Radieux, lumineux. L’office météorologique le confirme : c’est un printemps exceptionnel; pour une fois, le communiqué est clair, compréhensible et ne semble pas traduit directement du coréen par une famille de météorologues recomposée en Belgique depuis peu.
Une atmosphère de vacances baigne les villes, les places et même les bureaux. Terrasses noires de monde, vin pétillant, rires et surtout jupes réduites à leur plus simple expression et décolletés audacieux (pauvre DSK, privé du spectacle ! Ca aussi tu l’as raté, mon vieux !)
Attablé à une terrasse, je contemplais, béat, le ciel bleu d’une transparence irréelle lorsque mon compagnon de bistrot me fit remarquer un objet lumineux qui se dirigeait lentement dans notre direction.
« As-tu oublié que nous sommes en guerre ? » me fit-il remarquer.
Comme je le regardais ahuri, il ajouta :
« Nous pilonnons Tripoli. Pourquoi les Libyens ne bombarderaient-ils pas Bruxelles sud ? »
Je ricanai gentiment et levai mon verre de gueuze grenadine.
« Tu vas boire ça ? Malgré la poussière ? ajouta-t-il avec un regard inquiet.
– La poussière ?
– Ce n’est pas parce que les journaux ont d’autres chattes à fouetter que la centrale de Fukushima a arrêté comme par magie de rejeter sa fumée mortelle. Crois-tu que ses émanations repartent vers le Japon en voyant la tête des douaniers belges ? »
Je déposai mon verre et demandai précipitamment l’addition.

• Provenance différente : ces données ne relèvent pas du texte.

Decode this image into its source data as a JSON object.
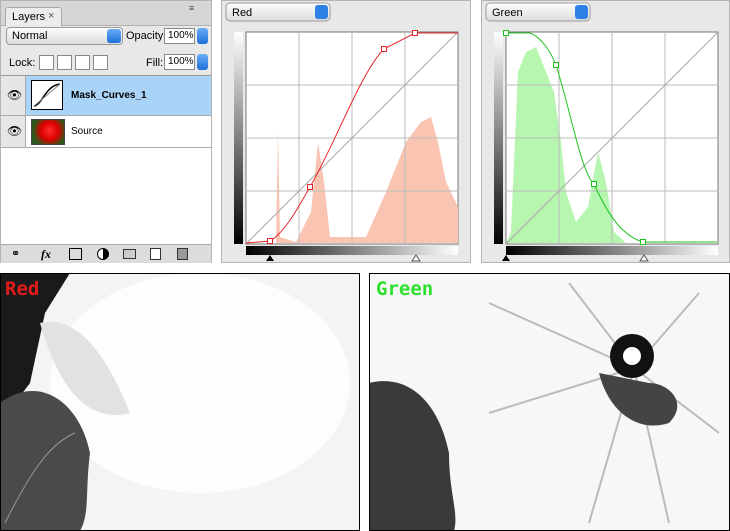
{
  "layers_panel": {
    "tab": "Layers",
    "blend_mode": "Normal",
    "opacity_label": "Opacity:",
    "opacity": "100%",
    "lock_label": "Lock:",
    "fill_label": "Fill:",
    "fill": "100%",
    "layers": [
      {
        "name": "Mask_Curves_1"
      },
      {
        "name": "Source"
      }
    ],
    "fx": "fx"
  },
  "curves_panels": [
    {
      "channel": "Red"
    },
    {
      "channel": "Green"
    }
  ],
  "images": [
    {
      "label": "Red"
    },
    {
      "label": "Green"
    }
  ]
}
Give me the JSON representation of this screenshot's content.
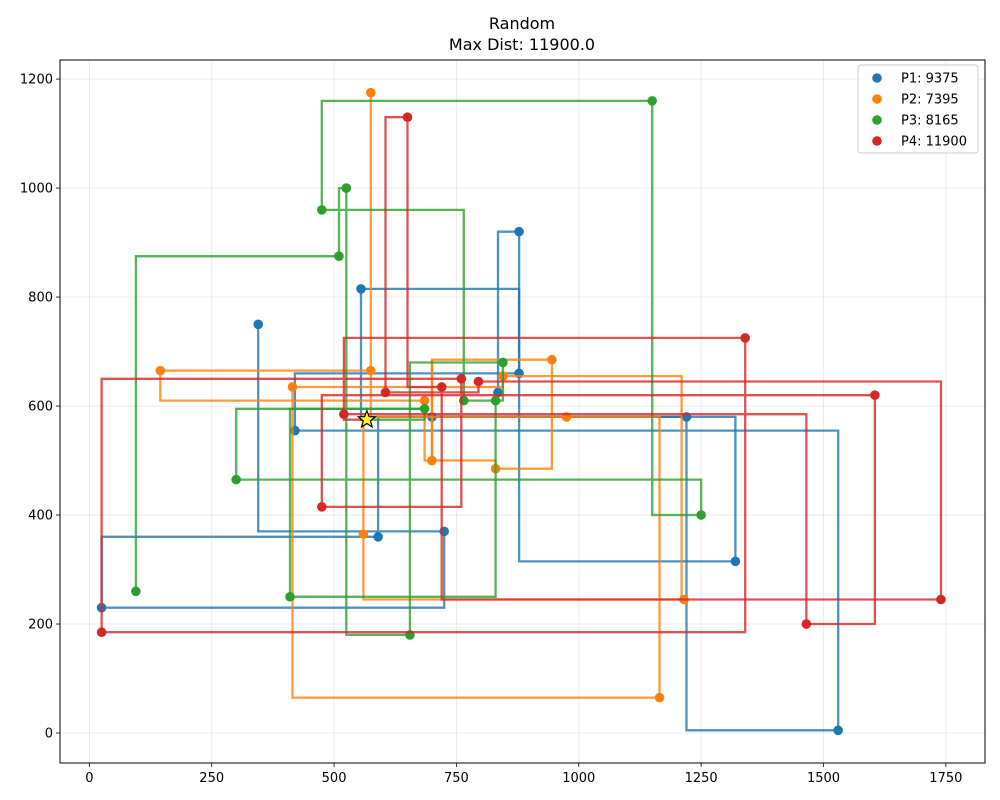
{
  "chart_data": {
    "type": "line",
    "title": "Random",
    "subtitle": "Max Dist: 11900.0",
    "xlabel": "",
    "ylabel": "",
    "xlim": [
      -60,
      1830
    ],
    "ylim": [
      -55,
      1235
    ],
    "xticks": [
      0,
      250,
      500,
      750,
      1000,
      1250,
      1500,
      1750
    ],
    "yticks": [
      0,
      200,
      400,
      600,
      800,
      1000,
      1200
    ],
    "xtick_labels": [
      "0",
      "250",
      "500",
      "750",
      "1000",
      "1250",
      "1500",
      "1750"
    ],
    "ytick_labels": [
      "0",
      "200",
      "400",
      "600",
      "800",
      "1000",
      "1200"
    ],
    "grid": true,
    "legend_position": "top-right",
    "marker": {
      "x": 567,
      "y": 575,
      "shape": "star",
      "color": "#ffff00"
    },
    "series": [
      {
        "name": "P1: 9375",
        "color": "#1f77b4",
        "points": [
          [
            567,
            575
          ],
          [
            880,
            575
          ],
          [
            880,
            315
          ],
          [
            1320,
            315
          ],
          [
            1320,
            575
          ],
          [
            720,
            575
          ],
          [
            720,
            370
          ],
          [
            345,
            370
          ],
          [
            345,
            750
          ],
          [
            345,
            750
          ],
          [
            555,
            815
          ],
          [
            555,
            580
          ],
          [
            700,
            580
          ],
          [
            880,
            580
          ],
          [
            880,
            660
          ],
          [
            420,
            660
          ],
          [
            420,
            555
          ],
          [
            1530,
            555
          ],
          [
            1530,
            5
          ],
          [
            1220,
            5
          ],
          [
            1220,
            580
          ],
          [
            700,
            580
          ],
          [
            700,
            415
          ],
          [
            590,
            415
          ],
          [
            590,
            360
          ],
          [
            25,
            360
          ],
          [
            25,
            230
          ],
          [
            725,
            230
          ],
          [
            725,
            370
          ],
          [
            835,
            625
          ],
          [
            835,
            920
          ],
          [
            878,
            920
          ]
        ],
        "path": [
          [
            567,
            575
          ],
          [
            555,
            575
          ],
          [
            555,
            815
          ],
          [
            878,
            815
          ],
          [
            878,
            660
          ],
          [
            420,
            660
          ],
          [
            420,
            555
          ],
          [
            1530,
            555
          ],
          [
            1530,
            5
          ],
          [
            1220,
            5
          ],
          [
            1220,
            580
          ],
          [
            700,
            580
          ],
          [
            700,
            580
          ],
          [
            590,
            580
          ],
          [
            590,
            360
          ],
          [
            25,
            360
          ],
          [
            25,
            230
          ],
          [
            725,
            230
          ],
          [
            725,
            370
          ],
          [
            345,
            370
          ],
          [
            345,
            750
          ]
        ],
        "dots": [
          [
            878,
            920
          ],
          [
            555,
            815
          ],
          [
            345,
            750
          ],
          [
            878,
            660
          ],
          [
            835,
            625
          ],
          [
            420,
            555
          ],
          [
            1220,
            580
          ],
          [
            700,
            580
          ],
          [
            590,
            360
          ],
          [
            725,
            370
          ],
          [
            1320,
            315
          ],
          [
            25,
            230
          ],
          [
            1530,
            5
          ]
        ],
        "extra_paths": [
          [
            [
              835,
              625
            ],
            [
              835,
              920
            ],
            [
              878,
              920
            ],
            [
              878,
              660
            ]
          ],
          [
            [
              700,
              580
            ],
            [
              1320,
              580
            ],
            [
              1320,
              315
            ],
            [
              878,
              315
            ],
            [
              878,
              660
            ]
          ]
        ]
      },
      {
        "name": "P2: 7395",
        "color": "#ff7f0e",
        "path": [
          [
            567,
            575
          ],
          [
            575,
            575
          ],
          [
            575,
            1175
          ],
          [
            575,
            665
          ],
          [
            145,
            665
          ],
          [
            145,
            610
          ],
          [
            685,
            610
          ],
          [
            685,
            500
          ],
          [
            830,
            500
          ],
          [
            830,
            485
          ],
          [
            945,
            485
          ],
          [
            945,
            685
          ],
          [
            700,
            685
          ],
          [
            700,
            500
          ],
          [
            700,
            500
          ]
        ],
        "dots": [
          [
            575,
            1175
          ],
          [
            575,
            665
          ],
          [
            145,
            665
          ],
          [
            685,
            610
          ],
          [
            700,
            500
          ],
          [
            830,
            485
          ],
          [
            945,
            685
          ],
          [
            845,
            655
          ],
          [
            415,
            635
          ],
          [
            975,
            580
          ],
          [
            560,
            365
          ],
          [
            1215,
            245
          ],
          [
            1165,
            65
          ]
        ],
        "extra_paths": [
          [
            [
              845,
              655
            ],
            [
              1210,
              655
            ],
            [
              1210,
              245
            ],
            [
              560,
              245
            ],
            [
              560,
              365
            ],
            [
              560,
              580
            ],
            [
              1165,
              580
            ],
            [
              1165,
              65
            ],
            [
              415,
              65
            ],
            [
              415,
              635
            ],
            [
              845,
              635
            ],
            [
              845,
              655
            ]
          ],
          [
            [
              700,
              500
            ],
            [
              700,
              685
            ]
          ]
        ]
      },
      {
        "name": "P3: 8165",
        "color": "#2ca02c",
        "path": [
          [
            567,
            575
          ],
          [
            685,
            575
          ],
          [
            685,
            595
          ],
          [
            300,
            595
          ],
          [
            300,
            465
          ],
          [
            1250,
            465
          ],
          [
            1250,
            400
          ],
          [
            1150,
            400
          ],
          [
            1150,
            1160
          ],
          [
            475,
            1160
          ],
          [
            475,
            960
          ],
          [
            765,
            960
          ],
          [
            765,
            610
          ],
          [
            845,
            610
          ],
          [
            845,
            680
          ],
          [
            655,
            680
          ],
          [
            655,
            180
          ],
          [
            525,
            180
          ],
          [
            525,
            1000
          ],
          [
            510,
            1000
          ],
          [
            510,
            875
          ],
          [
            95,
            875
          ],
          [
            95,
            260
          ]
        ],
        "dots": [
          [
            1150,
            1160
          ],
          [
            525,
            1000
          ],
          [
            475,
            960
          ],
          [
            510,
            875
          ],
          [
            845,
            680
          ],
          [
            685,
            595
          ],
          [
            765,
            610
          ],
          [
            830,
            610
          ],
          [
            300,
            465
          ],
          [
            1250,
            400
          ],
          [
            95,
            260
          ],
          [
            410,
            250
          ],
          [
            655,
            180
          ]
        ],
        "extra_paths": [
          [
            [
              410,
              250
            ],
            [
              410,
              595
            ],
            [
              685,
              595
            ]
          ],
          [
            [
              830,
              610
            ],
            [
              830,
              250
            ],
            [
              410,
              250
            ]
          ]
        ]
      },
      {
        "name": "P4: 11900",
        "color": "#d62728",
        "path": [
          [
            567,
            575
          ],
          [
            520,
            575
          ],
          [
            520,
            585
          ],
          [
            1465,
            585
          ],
          [
            1465,
            200
          ],
          [
            1605,
            200
          ],
          [
            1605,
            620
          ],
          [
            475,
            620
          ],
          [
            475,
            415
          ],
          [
            760,
            415
          ],
          [
            760,
            650
          ],
          [
            25,
            650
          ],
          [
            25,
            185
          ],
          [
            1340,
            185
          ],
          [
            1340,
            725
          ],
          [
            520,
            725
          ],
          [
            520,
            585
          ]
        ],
        "dots": [
          [
            650,
            1130
          ],
          [
            1340,
            725
          ],
          [
            760,
            650
          ],
          [
            795,
            645
          ],
          [
            720,
            635
          ],
          [
            605,
            625
          ],
          [
            1605,
            620
          ],
          [
            520,
            585
          ],
          [
            475,
            415
          ],
          [
            1465,
            200
          ],
          [
            25,
            185
          ],
          [
            1740,
            245
          ]
        ],
        "extra_paths": [
          [
            [
              650,
              1130
            ],
            [
              605,
              1130
            ],
            [
              605,
              625
            ],
            [
              795,
              625
            ],
            [
              795,
              645
            ],
            [
              1740,
              645
            ],
            [
              1740,
              245
            ],
            [
              720,
              245
            ],
            [
              720,
              635
            ],
            [
              650,
              635
            ],
            [
              650,
              1130
            ]
          ]
        ]
      }
    ]
  }
}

Peu à peu, le soleil aidant, je me laissai regagner par l’atmosphère de vacances. Tout le monde s’y est mis. Même les Grrrands du monde qui ont choisi Deauville pour faire trempette. Derrière leurs lunettes de soleil et leurs sourires désarmants, tous les malheurs du monde, les dizaines de conflits en cours, l’image de l’élimination de Ben Laden et celles des victimes de Mladic et de ses complices semblent refluer avec la marée, laissant une plage immaculée, sans même les traces d’un poisson mort (des centaines de travailleurs immigrés y ont veillé). Aussi immaculé que le communiqué final. Les crocs-en-jambes ne se font que dans l’ombre.
Pour parfaire le tableau, il y a même quelques grèves. Oh ! Des petites ! Insignifiantes ! Pas de quoi ennuyer le bon peuple (les TEC exceptionnellement ont roulé toute la semaine ; gagnés par la torpeur ambiante, leurs sympathiques chauffeurs ont oublié leur amusante habitude de prendre leurs passagers en otage). Juste pour nous rappeler le joli mois de mai.
Reste Elio Di Rupo, formateur farniente, qui reçoit, bronzé, pas trop loin de la piscine, tous ceux avec lesquels il bavarde depuis trois cent et des jours, à la recherche de sensations nouvelles face à la vacance du pouvoir.
Où l’on voit que la langue française est riche : avec s vacances signifie plaisir. Sans s, le vide.